Table of Contents

Dalam dunia bisnis yang transaksinya luas hingga ke luar negeri, jasa CIF atau yang mengurusi Cost, Insurance and Freight sangat dibutuhkan. Istilah tersebut merujuk pada sebuah skema pengiriman item atau barang yang ditransaksikan. Layanan ini menangani urusan ongkos kirim, asuransi ketika dalam perjalanan dan biaya barang.
Semua itu diurus dan dipantau hingga item sampai di pelabuhan tujuan. Baik importir personal, perusahaan hingga peserta tender terbantu dengan skema ini. Pasalnya, pengimpor mendapat kepastian biaya sehingga dapat mengalokasikan dana dengan lebih baik. Layanan ini juga menjaga barang sehingga lebih aman dan terjamin.
Siapa yang dapat Menggunakan Layanan Ini?
Meski beberapa jenis pebisnis sangat disarankan, tapi layanan ini cocok bagi banyak segmen dan jenis pengimpor. Contohnya adalah importir alat untuk pelayanan yang memiliki ukuran bervariasi dari kecil hingga besar.
Pengecer barang mahal yang membutuhkan pengawasan ekstra terhadap barang juga akan sangat baik jika menggunakan layanan ini. Pada jaman ini, semakin profesional, canggih, transparan dan semakin cepat. Pemesan barang yang diklasifikasikan ke dalam highrisk product pun lebih tenang.
Pelacakan Online Selama Pengiriman
Online adalah suatu keharusan di jaman yang mayoritas sudah berbasis internet ini. Tak terkecuali dalam pengimporan barang. Biasanya pelacakan online menyertai jasa CIF. Pelacakan dilakukan secara real-time sehingga posisi barang terpantau dengan baik.
Dengan cara ini, apabila terjadi sesuatu atau ada kendala dalam perjalanan, pihak ekspedisi dapat melakukan tindakan. Pelacakan online juga meningkatkan kecepatan, menekan risiko keterlambatan dan kehilangan sehingga layanan ini juga berlaku seperti jasa import barang cepat.
CIF dan FOB: Mana yang Lebih Sesuai untuk Pebisnis?
Kedua istilah ini sama-sama penting dalam dunia perdagangan antar negeri. Kemudian timbul pertanyaan manakah yang paling baik? Suatu sistem tidak lantas sempurna secara mutlak dan bisa memenuhi semua kebutuhan. Seperti jasa import barang fragile yang fokus pada benda-benda yang mudah pecah, tidak dapat mengatasi benda cair atau yang berbahan kimia.
Oleh karena itu, perlu kita ketahui unggulan dari setiap skema. CIF menitikberatkan pada biaya hingga ke pelabuhan pembeli yang mana ditanggung oleh eksportir. Pembeli (importir) tak perlu repot memikirkan urusan logistik saat pengiriman lintas negara. Pembeli akan mengurus ketika telah sampai di pelabuhan setempat.
Berbeda dengan skema ini, FOB bertanggung jawab ketika barang naik kapal untuk dikirimkan. Pembeli atau importir memiliki kendali terhadap barang dengan cakupan yang lebih luas termasuk pemilihan jalur pengiriman. Perusahaan dengan sistem logistik internal yang tangguh cocok menggunakan skema ini. Dengan pengelolaan yang baik, waktu dan biaya menjadi efisien.
Kedua skema tersebut tepat menurut kebutuhan masing-masing pengimpor.
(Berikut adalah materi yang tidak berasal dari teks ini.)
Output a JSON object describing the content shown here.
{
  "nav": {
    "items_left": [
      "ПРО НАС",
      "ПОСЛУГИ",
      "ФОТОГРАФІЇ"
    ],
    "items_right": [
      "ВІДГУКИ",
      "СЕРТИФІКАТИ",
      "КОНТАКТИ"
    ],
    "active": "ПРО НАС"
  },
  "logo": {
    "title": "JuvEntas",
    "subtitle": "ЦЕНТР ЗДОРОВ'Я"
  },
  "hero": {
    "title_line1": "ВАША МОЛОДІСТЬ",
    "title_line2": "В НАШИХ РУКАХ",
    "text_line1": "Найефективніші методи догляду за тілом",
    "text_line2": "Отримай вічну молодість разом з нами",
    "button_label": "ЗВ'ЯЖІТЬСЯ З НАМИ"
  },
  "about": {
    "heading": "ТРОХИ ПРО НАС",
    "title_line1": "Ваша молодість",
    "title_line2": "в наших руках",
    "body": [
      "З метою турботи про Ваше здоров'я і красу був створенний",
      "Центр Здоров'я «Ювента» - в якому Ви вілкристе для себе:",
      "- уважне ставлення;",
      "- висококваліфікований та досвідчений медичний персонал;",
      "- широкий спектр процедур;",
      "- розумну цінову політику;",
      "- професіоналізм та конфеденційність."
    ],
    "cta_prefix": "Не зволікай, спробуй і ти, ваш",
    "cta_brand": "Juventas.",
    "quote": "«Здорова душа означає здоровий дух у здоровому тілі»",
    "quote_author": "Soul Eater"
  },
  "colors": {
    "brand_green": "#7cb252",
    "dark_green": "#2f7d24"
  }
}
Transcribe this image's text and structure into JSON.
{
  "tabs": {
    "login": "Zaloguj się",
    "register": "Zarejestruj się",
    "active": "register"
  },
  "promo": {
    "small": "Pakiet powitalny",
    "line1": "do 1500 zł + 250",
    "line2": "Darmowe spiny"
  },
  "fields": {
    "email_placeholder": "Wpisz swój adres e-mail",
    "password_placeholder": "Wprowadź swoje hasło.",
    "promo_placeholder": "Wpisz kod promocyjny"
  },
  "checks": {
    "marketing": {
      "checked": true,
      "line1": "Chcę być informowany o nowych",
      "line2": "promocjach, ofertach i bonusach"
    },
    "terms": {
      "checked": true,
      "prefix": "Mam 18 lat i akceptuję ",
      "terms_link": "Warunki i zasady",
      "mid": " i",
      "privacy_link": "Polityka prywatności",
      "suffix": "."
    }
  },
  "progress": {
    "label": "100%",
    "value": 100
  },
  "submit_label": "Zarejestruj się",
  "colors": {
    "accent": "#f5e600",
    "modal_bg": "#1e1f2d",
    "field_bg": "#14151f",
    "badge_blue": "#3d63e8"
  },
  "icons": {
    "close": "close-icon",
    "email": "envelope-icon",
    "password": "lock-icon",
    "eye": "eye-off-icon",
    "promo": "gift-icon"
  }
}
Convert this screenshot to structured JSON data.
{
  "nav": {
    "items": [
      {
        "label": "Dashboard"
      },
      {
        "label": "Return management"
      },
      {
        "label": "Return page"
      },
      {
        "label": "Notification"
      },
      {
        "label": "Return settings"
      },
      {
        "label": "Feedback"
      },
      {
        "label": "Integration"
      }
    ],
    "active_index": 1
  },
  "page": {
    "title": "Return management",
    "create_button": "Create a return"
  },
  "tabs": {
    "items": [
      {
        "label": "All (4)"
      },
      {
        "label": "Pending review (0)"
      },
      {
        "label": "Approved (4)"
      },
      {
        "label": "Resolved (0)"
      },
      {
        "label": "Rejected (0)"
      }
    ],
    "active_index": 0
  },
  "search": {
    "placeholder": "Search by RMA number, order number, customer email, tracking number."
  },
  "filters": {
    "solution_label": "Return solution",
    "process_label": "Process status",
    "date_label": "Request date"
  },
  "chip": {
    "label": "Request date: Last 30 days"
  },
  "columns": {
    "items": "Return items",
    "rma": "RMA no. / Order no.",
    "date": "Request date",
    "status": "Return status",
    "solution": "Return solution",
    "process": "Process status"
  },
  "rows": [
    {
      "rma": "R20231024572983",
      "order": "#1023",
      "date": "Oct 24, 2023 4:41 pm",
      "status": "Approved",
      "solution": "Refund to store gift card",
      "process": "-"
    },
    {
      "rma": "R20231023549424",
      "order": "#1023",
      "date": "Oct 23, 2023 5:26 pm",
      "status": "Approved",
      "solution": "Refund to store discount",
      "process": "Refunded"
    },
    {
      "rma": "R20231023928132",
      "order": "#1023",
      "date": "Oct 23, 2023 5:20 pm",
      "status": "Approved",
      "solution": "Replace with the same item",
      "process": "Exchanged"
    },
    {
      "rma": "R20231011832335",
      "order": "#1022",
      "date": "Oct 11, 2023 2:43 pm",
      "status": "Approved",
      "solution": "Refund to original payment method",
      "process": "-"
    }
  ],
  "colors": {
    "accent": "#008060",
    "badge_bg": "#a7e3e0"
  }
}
Analisis kebutuhan harus mendalam untuk mengetahui skema mana yang akan Anda gunakan.
Tren Terkini dalam Dunia Bisnis Barang Eksklusif
Ada sebuah tren yang terpantau semakin meroket yaitu penggunaan jasa CIF untuk barang-barang bernilai tinggi. HSH menyediakan layanan tersebut. Untuk segmen produk eksklusif, kami telah berpengalaman dan telah melayani berbagai macam importir sebagai jasa import barang mahal. Tim yang berada di belakang layar merupakan tim yang solid dan berintegritas tinggi.
Kami memberikan layanan sesuai kebutuhan secara spesifik. Layanan ini diperlukan karena item-item pada segmen eksklusif memiliki regulasi ketat yang harus dipatuhi dan mempunyai protokol khusus untuk menjaga keamanan. Pemilihan layanan kini menempati posisi penting apalagi menyangkut barang-barang dengan nilai prioritas tinggi dan sensitif. Bahkan dapat dikatakan bahwa layanan ini menjadi kunci kesuksesan dalam kegiatan impor. Hanya gunakan jasa CIF kami yang tepercaya dan sukseskan bisnis Anda.